Lead shielding is used to contain radiation. The percentage of a certain radiation that can penetrate x millimeters of lead shielding is given by I(x) = 100e^−1.5x. What percentage of radiation, to the nearest tenth of a percent, will penetrate a lead shield that is 1 millimeter thick?
? %
(b) How many millimeters of lead shielding are required so that less than 0.02% of the radiation penetrates the shielding? Round to the nearest millimeter.
? mm
L(x) = 100*e^-1.5 = 100*0.22313=22.313 %
To find the percentage of radiation that will penetrate a 1 millimeter thick lead shield, we can substitute x = 1 into the given function I(x) = 100e^(-1.5x).
First, let's plug in x = 1 into the equation:
I(x) = 100e^(-1.5x)
I(1) = 100e^(-1.5(1))
I(1) = 100e^(-1.5)
I(1) ≈ 100(0.22313016014)
I(1) ≈ 22.313016014
So, approximately 22.3% (to the nearest tenth of a percent) of the radiation will penetrate a 1 millimeter thick lead shield.
Now, let's find the number of millimeters of lead shielding required for less than 0.02% of the radiation to penetrate the shielding. We need to solve the equation:
I(x) = 100e^(-1.5x) < 0.02
Since we need less than 0.02%, we can rewrite the equation as:
I(x) < 0.02, where I(x) is the percentage of radiation that penetrates the shielding.
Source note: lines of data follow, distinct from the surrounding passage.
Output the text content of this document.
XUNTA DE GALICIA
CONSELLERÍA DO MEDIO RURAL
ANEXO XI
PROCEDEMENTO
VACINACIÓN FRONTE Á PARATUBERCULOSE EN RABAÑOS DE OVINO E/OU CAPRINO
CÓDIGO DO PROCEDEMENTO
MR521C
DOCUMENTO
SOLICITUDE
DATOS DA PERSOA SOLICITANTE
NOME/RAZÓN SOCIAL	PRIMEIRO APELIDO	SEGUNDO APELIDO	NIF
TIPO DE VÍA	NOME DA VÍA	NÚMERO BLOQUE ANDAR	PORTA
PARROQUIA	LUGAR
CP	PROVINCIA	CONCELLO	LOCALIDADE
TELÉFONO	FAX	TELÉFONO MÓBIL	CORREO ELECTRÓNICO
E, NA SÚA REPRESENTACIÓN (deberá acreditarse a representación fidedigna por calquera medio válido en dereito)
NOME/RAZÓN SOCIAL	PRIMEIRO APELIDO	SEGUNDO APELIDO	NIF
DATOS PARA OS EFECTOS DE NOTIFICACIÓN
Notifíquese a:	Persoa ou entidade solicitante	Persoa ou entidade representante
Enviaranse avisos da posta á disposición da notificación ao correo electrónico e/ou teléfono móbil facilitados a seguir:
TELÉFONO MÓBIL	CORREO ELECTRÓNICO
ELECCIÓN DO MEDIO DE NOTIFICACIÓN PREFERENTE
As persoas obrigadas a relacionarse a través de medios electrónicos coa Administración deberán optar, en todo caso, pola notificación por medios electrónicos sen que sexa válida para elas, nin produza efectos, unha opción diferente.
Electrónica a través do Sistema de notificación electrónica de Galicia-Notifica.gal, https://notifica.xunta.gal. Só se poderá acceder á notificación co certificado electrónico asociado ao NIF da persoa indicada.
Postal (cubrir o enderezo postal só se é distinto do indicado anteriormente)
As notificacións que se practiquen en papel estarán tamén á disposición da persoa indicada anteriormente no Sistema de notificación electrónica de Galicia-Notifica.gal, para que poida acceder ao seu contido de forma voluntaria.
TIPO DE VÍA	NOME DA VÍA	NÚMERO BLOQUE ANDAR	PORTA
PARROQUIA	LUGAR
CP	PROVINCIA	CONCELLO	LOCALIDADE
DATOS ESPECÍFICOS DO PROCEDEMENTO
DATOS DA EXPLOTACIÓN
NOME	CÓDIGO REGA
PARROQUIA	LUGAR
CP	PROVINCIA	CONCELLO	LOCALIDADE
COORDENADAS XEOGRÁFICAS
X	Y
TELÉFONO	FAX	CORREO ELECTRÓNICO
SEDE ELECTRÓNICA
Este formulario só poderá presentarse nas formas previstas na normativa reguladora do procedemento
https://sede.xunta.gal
Let's solve this equation:
100e^(-1.5x) < 0.02
Divide both sides by 100:
e^(-1.5x) < 0.0002
To solve for x, take the natural logarithm (ln) of both sides:
ln(e^(-1.5x)) < ln(0.0002)
Using the property of logarithms, ln(e^(-1.5x)) simplifies to -1.5x:
-1.5x < ln(0.0002)
Divide both sides by -1.5:
x > ln(0.0002) / -1.5
Using a calculator, we can find ln(0.0002) ≈ -8.51719319:
x > -8.51719319 / -1.5
x > 5.678128793
Since we are looking for the number of millimeters, we will round up to the nearest whole number. Therefore, less than 0.02% of the radiation will penetrate a lead shield that is 6 millimeters thick.